When AACo hired me as an advisor, they had a big problem to solve: no one in the US had interest in their product, Australian Wagyu beef, even though they were the world's largest producer of the delicacy and had won some very prestigious global competitions with it.
That unfamiliarity caused steak-lovers in the US to stick to the much better-known USDA Prime and Japanese Wagyu, to the detriment of AACo's sales. The company's specific challenge reflects a critical obstacle any innovator faces when introducing their product or idea: Inertia, wherein people habitually favor what they know at the expense of experiencing something new. It's one of the four primary Frictions working against a new idea, as discussed in my book The Human Element.
Complicating matters further is that innovators instinctively want to emphasize the novelty of their offering, which often has the opposite effect of entrenching potential consumers more deeply into the status quo, even if the innovation represents something genuinely better.
One of the most powerful ways to reduce the ubiquitous friction of Inertia and the resistance that comes with it is to make the new seem, well, not-so-new. You can do this by harnessing the power of familiarity. This approach eases a consumer's discomfort with something novel and paves the way to trying--and potentially liking--your product or idea.
1) Use a familiar form.
AACo's underlying challenge with their Australian Wagyu was that consumers simply didn't know how to compare one premium steak to another. And unless you are a beef aficionado (they exist!), why would you? Working with company leadership, my colleagues and I helped AACo adopt a tried and true commercial approach from a different domain: wine. The wine sector amplifies its products' preciousness by using ratings, provenance, tasting notes, and other familiar features to entice consumers to try new products amidst a sea of confusing options. So, we lovingly borrowed that familiar form for Wagyu. We created menus that included "tasting notes," provenance, and marble scores to help diners better relate to the cuts on offer. Reorienting the market's understanding in this familiar way worked wonders, and AACo's sales moo-ved in the right direction quickly (sorry)!
2) Use a familiar face.
This is about reducing Inertia through the power of endorsement. Not so much associating a celebrity--athlete, actor, other--with a product to amp up its "cool" factor, but to reduce its unfamiliarity by leveraging a familiar messenger. One example that shows up regularly on daytime TV is actor Tom Selleck pitching the value of reverse mortgages. Many target consumers--typically older viewers--are understandably wary of this financial product ("Will I lose my house?!") but feel comforted by the familiar face of Magnum PI. And it needn't be a celebrity endorser. As an investor in startups, I'm much more willing to take a meeting with a founder to whom an investor or entrepreneur I know has introduced me than with one who cold calls me. The familiarity of my colleagues transfers to the founder, reducing my discomfort.
3) Use a familiar model.
In the face of Inertia, an analogy can be a powerful tool. It's why countless startup pitches in recent years have been built around some version of "It's Uber for (fill-in-the-blank)." It makes a novel idea instantly familiar. In the domain of women's health, Sabrina Martucci Johnson, CEO of Daré Bioscience, has countered longtime gender bias in male investors by comparing novel women's birth-control products to condoms and female-arousal drugs to Viagra. The strategy is working; for example, Daré is co-launching a medicated gel for bacterial vaginosis with Merck spinoff Organon.
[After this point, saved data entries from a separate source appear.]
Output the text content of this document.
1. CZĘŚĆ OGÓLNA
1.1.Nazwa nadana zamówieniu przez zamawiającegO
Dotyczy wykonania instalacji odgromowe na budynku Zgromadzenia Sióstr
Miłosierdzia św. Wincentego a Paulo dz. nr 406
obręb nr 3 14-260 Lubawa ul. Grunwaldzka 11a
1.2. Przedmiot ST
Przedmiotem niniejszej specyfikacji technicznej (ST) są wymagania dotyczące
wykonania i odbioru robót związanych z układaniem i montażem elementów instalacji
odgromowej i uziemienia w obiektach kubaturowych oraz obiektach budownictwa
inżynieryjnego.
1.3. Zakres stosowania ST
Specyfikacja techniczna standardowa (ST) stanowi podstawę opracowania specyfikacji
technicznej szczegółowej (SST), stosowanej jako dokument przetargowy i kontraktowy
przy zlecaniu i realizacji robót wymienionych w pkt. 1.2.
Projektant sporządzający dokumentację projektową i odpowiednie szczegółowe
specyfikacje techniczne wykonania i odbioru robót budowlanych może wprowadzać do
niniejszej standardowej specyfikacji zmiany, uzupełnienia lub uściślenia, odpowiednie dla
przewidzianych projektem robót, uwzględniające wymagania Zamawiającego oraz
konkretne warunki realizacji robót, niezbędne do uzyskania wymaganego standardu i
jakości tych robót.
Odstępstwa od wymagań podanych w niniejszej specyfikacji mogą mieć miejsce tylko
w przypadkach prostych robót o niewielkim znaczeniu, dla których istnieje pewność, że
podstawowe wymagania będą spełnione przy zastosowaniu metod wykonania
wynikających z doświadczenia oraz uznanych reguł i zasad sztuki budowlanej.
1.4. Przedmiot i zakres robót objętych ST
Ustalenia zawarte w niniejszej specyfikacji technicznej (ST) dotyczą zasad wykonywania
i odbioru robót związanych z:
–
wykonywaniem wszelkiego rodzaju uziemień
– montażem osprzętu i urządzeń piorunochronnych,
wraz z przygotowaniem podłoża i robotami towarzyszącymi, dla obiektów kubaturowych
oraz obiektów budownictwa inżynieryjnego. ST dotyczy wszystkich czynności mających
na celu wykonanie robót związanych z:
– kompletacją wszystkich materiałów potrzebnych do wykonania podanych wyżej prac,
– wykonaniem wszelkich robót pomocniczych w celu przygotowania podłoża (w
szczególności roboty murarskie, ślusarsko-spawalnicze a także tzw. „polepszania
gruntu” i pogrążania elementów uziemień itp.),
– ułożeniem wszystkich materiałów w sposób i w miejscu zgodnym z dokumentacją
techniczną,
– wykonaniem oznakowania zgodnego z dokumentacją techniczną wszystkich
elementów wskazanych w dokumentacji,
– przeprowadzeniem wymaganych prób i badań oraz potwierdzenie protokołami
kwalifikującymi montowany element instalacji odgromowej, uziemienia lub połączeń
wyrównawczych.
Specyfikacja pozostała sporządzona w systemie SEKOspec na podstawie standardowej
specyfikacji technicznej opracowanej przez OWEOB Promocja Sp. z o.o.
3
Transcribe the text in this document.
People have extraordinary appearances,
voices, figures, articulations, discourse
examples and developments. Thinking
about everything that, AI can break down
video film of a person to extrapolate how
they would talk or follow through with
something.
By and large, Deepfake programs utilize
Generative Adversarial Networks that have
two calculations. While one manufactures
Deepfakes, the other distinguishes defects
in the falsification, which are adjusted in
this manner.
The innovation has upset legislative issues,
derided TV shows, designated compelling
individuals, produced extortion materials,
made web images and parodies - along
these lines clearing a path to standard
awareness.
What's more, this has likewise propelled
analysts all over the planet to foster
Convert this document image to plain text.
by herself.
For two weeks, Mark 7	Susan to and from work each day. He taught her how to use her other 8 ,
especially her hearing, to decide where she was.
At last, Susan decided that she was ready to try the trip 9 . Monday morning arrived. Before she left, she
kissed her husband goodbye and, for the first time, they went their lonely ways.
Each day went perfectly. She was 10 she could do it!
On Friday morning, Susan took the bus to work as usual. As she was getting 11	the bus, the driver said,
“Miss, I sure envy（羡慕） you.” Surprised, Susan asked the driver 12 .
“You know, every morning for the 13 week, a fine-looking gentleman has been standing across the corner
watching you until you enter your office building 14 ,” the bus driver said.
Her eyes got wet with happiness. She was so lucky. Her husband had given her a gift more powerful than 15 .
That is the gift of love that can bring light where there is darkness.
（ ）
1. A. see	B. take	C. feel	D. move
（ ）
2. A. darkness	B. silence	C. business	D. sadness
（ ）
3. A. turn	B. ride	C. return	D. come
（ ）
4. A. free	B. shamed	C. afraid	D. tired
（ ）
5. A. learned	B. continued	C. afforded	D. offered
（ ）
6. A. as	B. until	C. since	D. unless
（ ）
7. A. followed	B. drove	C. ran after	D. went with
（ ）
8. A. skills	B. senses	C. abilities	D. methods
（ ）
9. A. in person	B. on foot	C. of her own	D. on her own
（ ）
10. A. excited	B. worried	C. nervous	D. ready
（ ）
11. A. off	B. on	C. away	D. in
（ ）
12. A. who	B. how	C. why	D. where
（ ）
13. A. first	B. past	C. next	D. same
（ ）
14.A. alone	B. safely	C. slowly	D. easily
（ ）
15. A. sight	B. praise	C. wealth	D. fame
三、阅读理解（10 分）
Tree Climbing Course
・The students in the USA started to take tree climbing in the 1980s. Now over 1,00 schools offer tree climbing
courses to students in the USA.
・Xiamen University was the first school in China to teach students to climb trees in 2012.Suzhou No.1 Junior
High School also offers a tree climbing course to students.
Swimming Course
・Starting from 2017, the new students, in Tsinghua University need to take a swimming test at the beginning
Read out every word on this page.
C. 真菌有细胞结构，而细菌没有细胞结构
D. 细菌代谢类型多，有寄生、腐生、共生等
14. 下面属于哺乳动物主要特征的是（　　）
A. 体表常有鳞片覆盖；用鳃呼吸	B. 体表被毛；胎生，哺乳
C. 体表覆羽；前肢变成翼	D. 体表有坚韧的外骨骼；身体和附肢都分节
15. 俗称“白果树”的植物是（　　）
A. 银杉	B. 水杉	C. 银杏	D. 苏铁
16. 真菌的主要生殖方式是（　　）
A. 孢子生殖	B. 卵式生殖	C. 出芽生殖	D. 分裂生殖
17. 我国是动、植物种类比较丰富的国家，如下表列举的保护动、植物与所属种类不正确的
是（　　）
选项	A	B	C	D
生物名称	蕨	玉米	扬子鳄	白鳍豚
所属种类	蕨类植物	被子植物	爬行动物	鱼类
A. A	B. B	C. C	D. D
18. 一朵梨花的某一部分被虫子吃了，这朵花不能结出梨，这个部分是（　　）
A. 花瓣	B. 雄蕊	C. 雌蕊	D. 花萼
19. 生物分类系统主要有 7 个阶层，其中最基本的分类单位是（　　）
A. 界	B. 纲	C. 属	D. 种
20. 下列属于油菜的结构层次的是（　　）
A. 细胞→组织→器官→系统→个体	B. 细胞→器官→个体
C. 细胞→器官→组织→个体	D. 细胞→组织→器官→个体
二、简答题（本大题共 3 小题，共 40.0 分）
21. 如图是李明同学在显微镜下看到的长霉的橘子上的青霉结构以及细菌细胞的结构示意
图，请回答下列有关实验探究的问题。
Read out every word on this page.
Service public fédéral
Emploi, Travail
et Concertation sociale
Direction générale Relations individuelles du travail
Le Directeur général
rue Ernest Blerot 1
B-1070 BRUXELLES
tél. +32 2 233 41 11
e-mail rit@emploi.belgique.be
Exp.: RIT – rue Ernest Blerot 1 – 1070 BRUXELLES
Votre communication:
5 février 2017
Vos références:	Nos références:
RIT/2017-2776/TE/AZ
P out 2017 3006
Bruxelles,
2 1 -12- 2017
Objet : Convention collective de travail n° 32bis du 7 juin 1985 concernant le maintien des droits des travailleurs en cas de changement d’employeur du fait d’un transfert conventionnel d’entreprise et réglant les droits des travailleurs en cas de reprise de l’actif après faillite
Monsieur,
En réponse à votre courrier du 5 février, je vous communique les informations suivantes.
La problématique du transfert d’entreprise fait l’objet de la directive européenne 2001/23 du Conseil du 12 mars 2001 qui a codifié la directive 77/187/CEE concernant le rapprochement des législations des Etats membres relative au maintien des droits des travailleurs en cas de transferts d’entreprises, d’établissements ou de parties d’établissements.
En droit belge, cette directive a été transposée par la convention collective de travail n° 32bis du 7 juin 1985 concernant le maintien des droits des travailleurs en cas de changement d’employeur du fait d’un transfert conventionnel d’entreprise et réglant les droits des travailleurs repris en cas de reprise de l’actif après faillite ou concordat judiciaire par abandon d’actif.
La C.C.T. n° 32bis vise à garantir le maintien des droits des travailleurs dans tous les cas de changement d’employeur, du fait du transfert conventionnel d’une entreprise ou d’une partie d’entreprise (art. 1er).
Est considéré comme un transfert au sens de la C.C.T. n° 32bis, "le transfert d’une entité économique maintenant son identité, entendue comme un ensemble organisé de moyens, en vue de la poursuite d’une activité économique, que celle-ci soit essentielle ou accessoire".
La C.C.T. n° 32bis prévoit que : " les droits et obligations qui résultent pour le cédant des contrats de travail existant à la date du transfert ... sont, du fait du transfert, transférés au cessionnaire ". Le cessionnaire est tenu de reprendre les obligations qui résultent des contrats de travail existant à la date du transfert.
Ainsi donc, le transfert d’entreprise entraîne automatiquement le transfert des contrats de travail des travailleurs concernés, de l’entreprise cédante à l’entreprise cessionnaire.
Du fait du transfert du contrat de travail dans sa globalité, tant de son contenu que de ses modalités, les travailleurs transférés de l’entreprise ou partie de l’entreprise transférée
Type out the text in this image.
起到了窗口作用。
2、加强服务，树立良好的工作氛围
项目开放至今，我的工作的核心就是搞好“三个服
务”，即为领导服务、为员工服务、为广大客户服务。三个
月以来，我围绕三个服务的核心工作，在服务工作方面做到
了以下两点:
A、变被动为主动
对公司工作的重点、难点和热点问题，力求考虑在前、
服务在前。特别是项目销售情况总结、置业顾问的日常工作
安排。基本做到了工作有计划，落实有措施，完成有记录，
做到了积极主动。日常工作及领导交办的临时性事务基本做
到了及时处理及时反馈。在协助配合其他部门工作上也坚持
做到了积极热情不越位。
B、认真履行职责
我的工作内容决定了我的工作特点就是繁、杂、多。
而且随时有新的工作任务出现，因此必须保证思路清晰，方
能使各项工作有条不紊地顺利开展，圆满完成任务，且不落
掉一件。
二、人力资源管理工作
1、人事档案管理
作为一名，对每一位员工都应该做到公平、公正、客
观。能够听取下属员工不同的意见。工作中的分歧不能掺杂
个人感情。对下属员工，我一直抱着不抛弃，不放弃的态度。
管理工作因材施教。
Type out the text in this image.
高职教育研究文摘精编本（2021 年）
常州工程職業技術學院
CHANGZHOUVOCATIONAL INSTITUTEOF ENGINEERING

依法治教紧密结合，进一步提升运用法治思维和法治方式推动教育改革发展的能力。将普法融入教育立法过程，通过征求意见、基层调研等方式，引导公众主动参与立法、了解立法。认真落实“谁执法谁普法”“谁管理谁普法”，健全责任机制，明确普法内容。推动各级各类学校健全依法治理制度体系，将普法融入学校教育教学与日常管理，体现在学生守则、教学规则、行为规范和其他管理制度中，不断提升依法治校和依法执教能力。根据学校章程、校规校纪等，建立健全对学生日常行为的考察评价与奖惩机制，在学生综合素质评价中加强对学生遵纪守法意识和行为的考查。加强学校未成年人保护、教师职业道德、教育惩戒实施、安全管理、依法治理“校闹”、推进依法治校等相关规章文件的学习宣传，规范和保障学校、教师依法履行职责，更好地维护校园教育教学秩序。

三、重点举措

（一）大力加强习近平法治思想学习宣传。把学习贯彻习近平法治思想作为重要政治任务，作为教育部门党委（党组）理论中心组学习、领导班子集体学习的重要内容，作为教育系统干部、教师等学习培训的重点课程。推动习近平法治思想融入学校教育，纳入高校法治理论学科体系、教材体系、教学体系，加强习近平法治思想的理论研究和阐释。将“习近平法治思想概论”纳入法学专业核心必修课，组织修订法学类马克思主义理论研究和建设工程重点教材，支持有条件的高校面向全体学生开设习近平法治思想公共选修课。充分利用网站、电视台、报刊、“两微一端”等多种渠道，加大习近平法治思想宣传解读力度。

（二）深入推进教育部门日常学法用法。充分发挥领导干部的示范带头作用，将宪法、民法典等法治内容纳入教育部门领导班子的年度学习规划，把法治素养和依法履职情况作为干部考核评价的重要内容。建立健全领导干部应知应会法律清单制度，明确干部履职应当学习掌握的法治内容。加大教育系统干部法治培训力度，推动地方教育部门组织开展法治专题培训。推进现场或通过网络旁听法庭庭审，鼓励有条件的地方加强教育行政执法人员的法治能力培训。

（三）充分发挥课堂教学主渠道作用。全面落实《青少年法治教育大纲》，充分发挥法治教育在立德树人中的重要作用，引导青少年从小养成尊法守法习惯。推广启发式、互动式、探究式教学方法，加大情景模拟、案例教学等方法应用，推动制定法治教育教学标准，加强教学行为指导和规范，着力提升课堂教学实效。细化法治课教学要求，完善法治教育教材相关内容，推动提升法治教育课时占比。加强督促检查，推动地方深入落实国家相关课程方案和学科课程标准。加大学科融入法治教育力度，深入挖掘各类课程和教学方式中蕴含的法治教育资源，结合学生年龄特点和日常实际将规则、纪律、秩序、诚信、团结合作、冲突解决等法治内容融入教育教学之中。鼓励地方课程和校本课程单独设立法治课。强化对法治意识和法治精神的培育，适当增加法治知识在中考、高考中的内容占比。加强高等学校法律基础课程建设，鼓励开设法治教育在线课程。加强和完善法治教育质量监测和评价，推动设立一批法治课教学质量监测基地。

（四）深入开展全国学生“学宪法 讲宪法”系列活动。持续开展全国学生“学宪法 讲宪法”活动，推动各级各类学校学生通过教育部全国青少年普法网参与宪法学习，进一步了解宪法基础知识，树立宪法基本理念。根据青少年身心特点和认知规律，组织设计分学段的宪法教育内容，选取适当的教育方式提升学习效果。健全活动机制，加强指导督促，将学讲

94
4) Use repeated, gradual exposure.
Absence may make the heart grow fonder, but so does greater exposure. That's because repeated encounters with something lead to a sense of familiarity, reducing Inertia. Consider the example of a business leader ready to roll out a new strategy to their company, shifts that will mean significant changes to how employees do their jobs. The leadership team has been working on the shift for some time, and top executives are excited about it. But a "big reveal"-type event would likely backfire, as it would light up employees' unfamiliarity antennae and yield immediate resistance--due to Inertia. Instead, I'd advise a more gradual approach that communicates the motivation, core ideas, and highlights of the strategy over time, well before the sizzle of an All-Hands meeting. That's exactly what we did in my days working for consulting firms--we shared our (often big) ideas with clients in smaller-scale forms through progress meetings and less formal conversations, before the full unveiling at the final meeting. That lowered significantly the risk of resistance to our ideas.
Inertia is real and powerful. It's one of the main reasons any new idea or product will fail. Use the ideas here to step back, understand this large source of resistance, and harness the power of familiarity to get your innovation out in the world successfully.